Pupils enjoy taking on additional responsibilities and benefit from a wide variety of extra-curricular activities.

The headteacher has worked successfully with senior leaders to create a dedicated staff team. Morale is high.

Leaders take positive action to make sure everyone's workload is manageable. All staff are fully committed to the school and share the headteacher's dedication to supporting the pupils and their families.

The headteacher and governors have a very clear vision.

They know the strengths and areas for development. Together, leaders are determined to see all pupils achieve well. Governors provide strong support and appropriate challenge for the headteacher and leadership team.


The arrangements for safeguarding are effective.

There is a strong culture of safeguarding across the school. Staff are well trained and follow safeguarding policies and procedures consistently.

Staff share the responsibility for keeping children safe. They know the signs that could indicate a pupil is potentially at risk of harm. They know what to do when safeguarding concerns arise.

The headteacher acts quickly to protect pupils. She works effectively with external agencies to gain support for families. She is tenacious in seeking help.

The headteacher's records of actions taken in response to concerns are systematic and thorough.

What does the school need to do to improve?

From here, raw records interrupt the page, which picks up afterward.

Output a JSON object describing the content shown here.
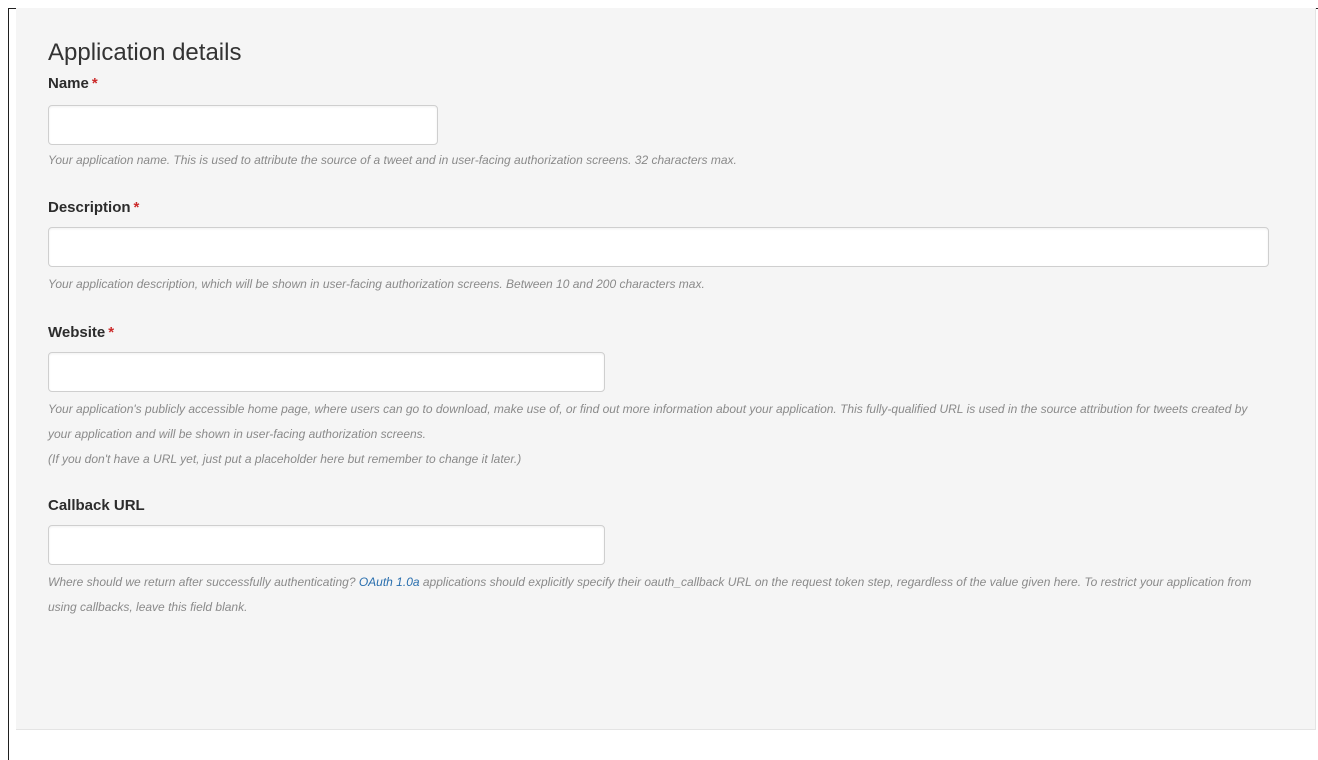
{
  "section_title": "Application details",
  "required_marker": "*",
  "fields": {
    "name": {
      "label": "Name",
      "value": "",
      "help": "Your application name. This is used to attribute the source of a tweet and in user-facing authorization screens. 32 characters max."
    },
    "description": {
      "label": "Description",
      "value": "",
      "help": "Your application description, which will be shown in user-facing authorization screens. Between 10 and 200 characters max."
    },
    "website": {
      "label": "Website",
      "value": "",
      "help": "Your application's publicly accessible home page, where users can go to download, make use of, or find out more information about your application. This fully-qualified URL is used in the source attribution for tweets created by your application and will be shown in user-facing authorization screens.",
      "help_note": "(If you don't have a URL yet, just put a placeholder here but remember to change it later.)"
    },
    "callback_url": {
      "label": "Callback URL",
      "value": "",
      "help_before_link": "Where should we return after successfully authenticating? ",
      "help_link": "OAuth 1.0a",
      "help_after_link": " applications should explicitly specify their oauth_callback URL on the request token step, regardless of the value given here. To restrict your application from using callbacks, leave this field blank."
    }
  },
  "colors": {
    "panel_background": "#f5f5f5",
    "required_marker": "#cc2a2a",
    "link": "#2a6fae",
    "help_text": "#8a8a8a"
  }
}
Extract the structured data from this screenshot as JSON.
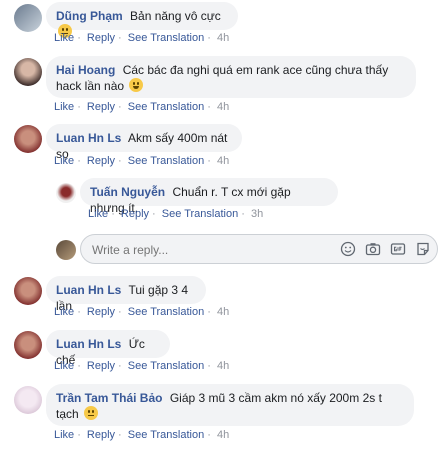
{
  "actions": {
    "like": "Like",
    "reply": "Reply",
    "see_translation": "See Translation"
  },
  "comments": [
    {
      "name": "Dũng Phạm",
      "text": "Bản năng vô cực",
      "emoji": "smile",
      "time": "4h"
    },
    {
      "name": "Hai Hoang",
      "text": "Các bác đa nghi quá em rank ace cũng chưa thấy hack lần nào",
      "emoji": "laugh",
      "time": "4h"
    },
    {
      "name": "Luan Hn Ls",
      "text": "Akm sấy 400m nát sọ",
      "time": "4h"
    },
    {
      "name": "Tuấn Nguyễn",
      "text": "Chuẩn r. T cx mới gặp nhưng ít.",
      "time": "3h"
    },
    {
      "name": "Luan Hn Ls",
      "text": "Tui gặp 3 4 lần",
      "time": "4h"
    },
    {
      "name": "Luan Hn Ls",
      "text": "Ức chế",
      "time": "4h"
    },
    {
      "name": "Trần Tam Thái Bảo",
      "text": "Giáp 3 mũ 3 cầm akm nó xấy 200m 2s t tạch",
      "emoji": "smile",
      "time": "4h"
    }
  ],
  "reply_box": {
    "placeholder": "Write a reply..."
  },
  "icons": [
    "emoji-icon",
    "camera-icon",
    "gif-icon",
    "sticker-icon"
  ],
  "colors": {
    "name": "#385898",
    "bubble": "#f2f3f5",
    "meta": "#90949c"
  }
}
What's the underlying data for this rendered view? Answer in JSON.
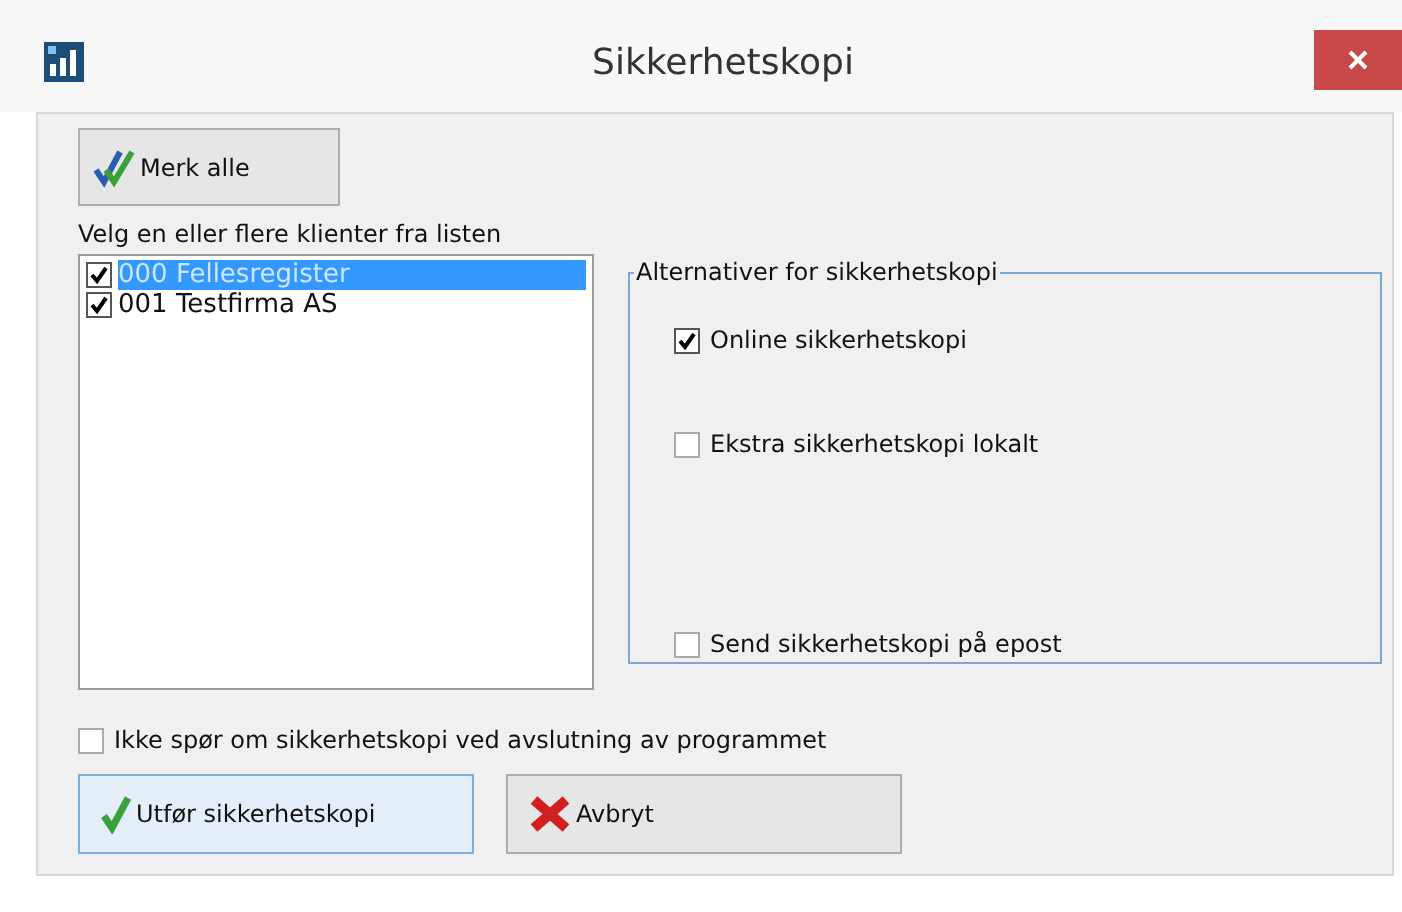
{
  "window": {
    "title": "Sikkerhetskopi"
  },
  "select_all_button": {
    "label": "Merk alle"
  },
  "client_list": {
    "label": "Velg en eller flere klienter fra listen",
    "items": [
      {
        "label": "000 Fellesregister",
        "checked": true,
        "selected": true
      },
      {
        "label": "001 Testfirma AS",
        "checked": true,
        "selected": false
      }
    ]
  },
  "options_group": {
    "title": "Alternativer for sikkerhetskopi",
    "options": [
      {
        "label": "Online sikkerhetskopi",
        "checked": true
      },
      {
        "label": "Ekstra sikkerhetskopi lokalt",
        "checked": false
      },
      {
        "label": "Send sikkerhetskopi på epost",
        "checked": false
      }
    ]
  },
  "dont_ask": {
    "label": "Ikke spør om sikkerhetskopi ved avslutning av programmet",
    "checked": false
  },
  "buttons": [
    {
      "kind": "ok",
      "label": "Utfør sikkerhetskopi",
      "default": true
    },
    {
      "kind": "cancel",
      "label": "Avbryt",
      "default": false
    }
  ]
}
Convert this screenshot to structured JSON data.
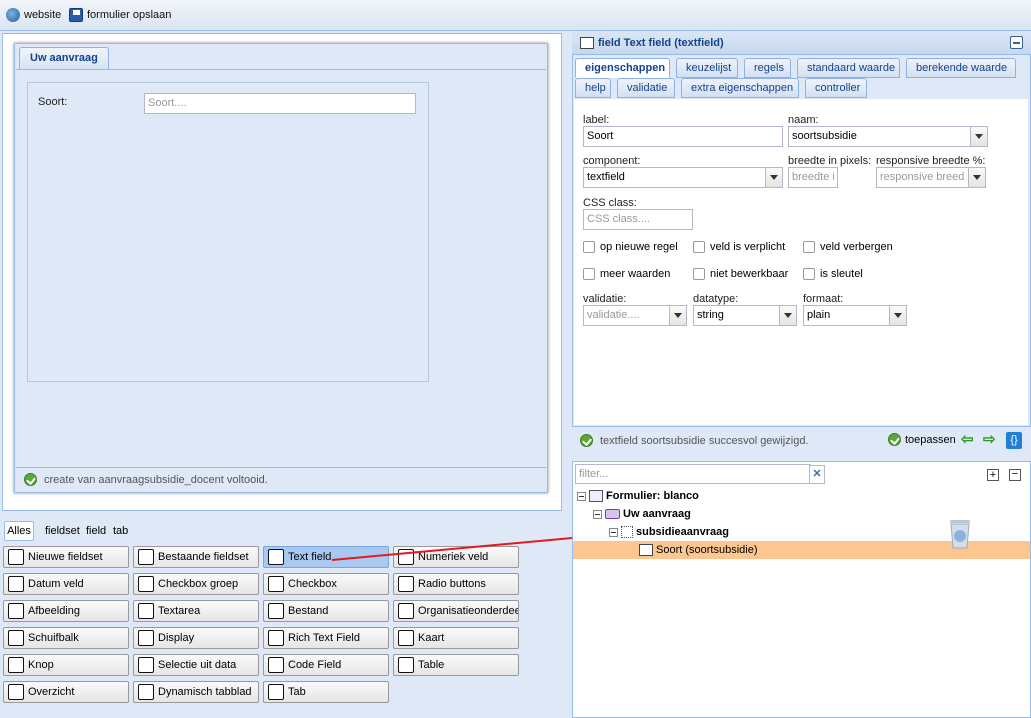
{
  "toolbar": {
    "website_label": "website",
    "save_label": "formulier opslaan"
  },
  "preview": {
    "tab_label": "Uw aanvraag",
    "field_label": "Soort:",
    "field_placeholder": "Soort....",
    "status": "create van aanvraagsubsidie_docent voltooid."
  },
  "palette": {
    "filters": [
      "Alles",
      "fieldset",
      "field",
      "tab"
    ],
    "buttons": [
      {
        "label": "Nieuwe fieldset",
        "icon": "list-icon"
      },
      {
        "label": "Bestaande fieldset",
        "icon": "list-icon"
      },
      {
        "label": "Text field",
        "icon": "textfield-icon",
        "selected": true
      },
      {
        "label": "Numeriek veld",
        "icon": "textfield-icon"
      },
      {
        "label": "Datum veld",
        "icon": "calendar-icon"
      },
      {
        "label": "Checkbox groep",
        "icon": "checklist-icon"
      },
      {
        "label": "Checkbox",
        "icon": "checkbox-icon"
      },
      {
        "label": "Radio buttons",
        "icon": "radio-icon"
      },
      {
        "label": "Afbeelding",
        "icon": "image-icon"
      },
      {
        "label": "Textarea",
        "icon": "textarea-icon"
      },
      {
        "label": "Bestand",
        "icon": "paperclip-icon"
      },
      {
        "label": "Organisatieonderdeel",
        "icon": "org-icon"
      },
      {
        "label": "Schuifbalk",
        "icon": "slider-icon"
      },
      {
        "label": "Display",
        "icon": "text-icon"
      },
      {
        "label": "Rich Text Field",
        "icon": "code-icon"
      },
      {
        "label": "Kaart",
        "icon": "globe-icon"
      },
      {
        "label": "Knop",
        "icon": "button-icon"
      },
      {
        "label": "Selectie uit data",
        "icon": "database-icon"
      },
      {
        "label": "Code Field",
        "icon": "braces-icon"
      },
      {
        "label": "Table",
        "icon": "table-icon"
      },
      {
        "label": "Overzicht",
        "icon": "table-icon"
      },
      {
        "label": "Dynamisch tabblad",
        "icon": "tab-add-icon"
      },
      {
        "label": "Tab",
        "icon": "tab-add-icon"
      }
    ]
  },
  "props": {
    "title": "field Text field (textfield)",
    "tabs_row1": [
      "eigenschappen",
      "keuzelijst",
      "regels",
      "standaard waarde",
      "berekende waarde"
    ],
    "tabs_row2": [
      "help",
      "validatie",
      "extra eigenschappen",
      "controller"
    ],
    "label_caption": "label:",
    "label_value": "Soort",
    "naam_caption": "naam:",
    "naam_value": "soortsubsidie",
    "component_caption": "component:",
    "component_value": "textfield",
    "breedte_caption": "breedte in pixels:",
    "breedte_placeholder": "breedte i",
    "resp_caption": "responsive breedte %:",
    "resp_placeholder": "responsive breed",
    "css_caption": "CSS class:",
    "css_placeholder": "CSS class....",
    "checks": [
      "op nieuwe regel",
      "veld is verplicht",
      "veld verbergen",
      "meer waarden",
      "niet bewerkbaar",
      "is sleutel"
    ],
    "validatie_caption": "validatie:",
    "validatie_placeholder": "validatie....",
    "datatype_caption": "datatype:",
    "datatype_value": "string",
    "formaat_caption": "formaat:",
    "formaat_value": "plain",
    "status": "textfield soortsubsidie succesvol gewijzigd.",
    "apply_label": "toepassen"
  },
  "tree": {
    "filter_placeholder": "filter...",
    "nodes": [
      "Formulier: blanco",
      "Uw aanvraag",
      "subsidieaanvraag",
      "Soort (soortsubsidie)"
    ]
  }
}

(Information for the school and appropriate authority)

• Middle leaders do not monitor the implementation of their subject plans systematically. This means that areas for development are not identified and addressed quickly enough.

Leaders should ensure that there are clear systems in place to ensure effective monitoring takes place regularly. ? Teachers do not consistently make checks on pupils' learning in some foundation subjects. This means that teachers do not accurately capture what pupils know and can do in all subjects.

At times, teachers attempt to move learning on before pupils are ready. Leaders must continue to develop and implement a consistent approach to assessment in every subject so that pupils' skills and knowledge are checked accurately and pupils' next steps in learning are successfully supported.


When we have judged a school to be good, we will then normally go into the school about once every four years to confirm that the school remains good.

This is called a section 8 inspection of a good or outstanding school, because it is carried out under section 8 of the Education Act 2005. We do not give graded judgements on a section 8 inspection. However, if we find evidence that a school would now receive a higher or lower grade, then the next inspection will be a section 5 inspection.

Usually this is within one to two years of the date of the section 8 inspection. If we have serious concerns about safeguarding, behaviour or the quality of education, we will deem the section 8 inspection as a section 5 inspection immediately.

This is the second section 8 inspection since we judged the school to be good in October 2011.